The proxy also implements regional identifier normalization — translating client-supplied locale codes into the format the upstream API expects, abstracting geographic routing conventions from the client entirely.
Authentication Protocol Implementation
Building this platform required a complete analysis of the target protocol across multiple authentication flows. This was accomplished through network traffic analysis and static binary analysis, then cross-referenced against known cryptographic algorithm implementations to validate correctness.
OAuth 2.0 + PKCE Flow
The authentication system uses OAuth 2.0 with PKCE (Proof Key for Code Exchange). I mapped the complete flow — code challenge generation, authorization URL construction, token exchange, and refresh — then built three independent implementations in different languages and verified that all three produce valid authentication sessions.

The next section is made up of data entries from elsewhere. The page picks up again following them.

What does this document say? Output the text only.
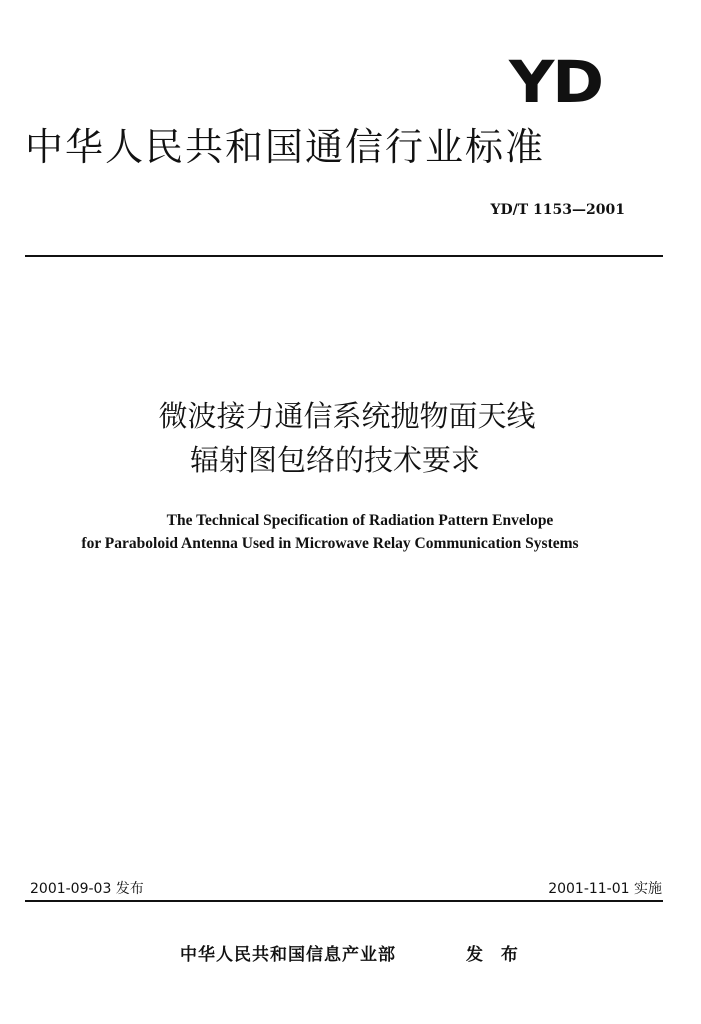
YD
中华人民共和国通信行业标准
YD/T 1153—2001
微波接力通信系统抛物面天线
辐射图包络的技术要求
The Technical Specification of Radiation Pattern Envelope
for Paraboloid Antenna Used in Microwave Relay Communication Systems
2001-09-03 发布	2001-11-01 实施
中华人民共和国信息产业部	发 布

ECDSA P-256 Request Signing
After authentication, each API request is authenticated using asymmetric digital signatures (ECDSA P-256 / SHA-256). The signing input is canonicalized from request components per the platform's specification. The signing algorithm was mapped from static binary analysis and validated against live traffic captures.
Device Identity & Client Attestation
The platform derives a stable, deterministic client identity from device hardware characteristics using a standardized encoding process. The device generator service produces profiles that satisfy the platform's identity and attestation requirements.
Engineering Takeaways
This project forced precision at a level most application development does not demand. A single off-by-one in a key derivation iteration count, a wrong padding mode, or a missing byte in the output assembly breaks the entire pipeline silently — the error only surfaces as an authentication rejection with no error detail.
The result is a production-deployed, multi-runtime platform where any service can be swapped out and the parity suite immediately verifies correctness. The Go microservice handles bulk throughput; the GCF serverless function handles on-demand requests without idle compute costs; the Cloudflare Worker handles key isolation at zero latency overhead.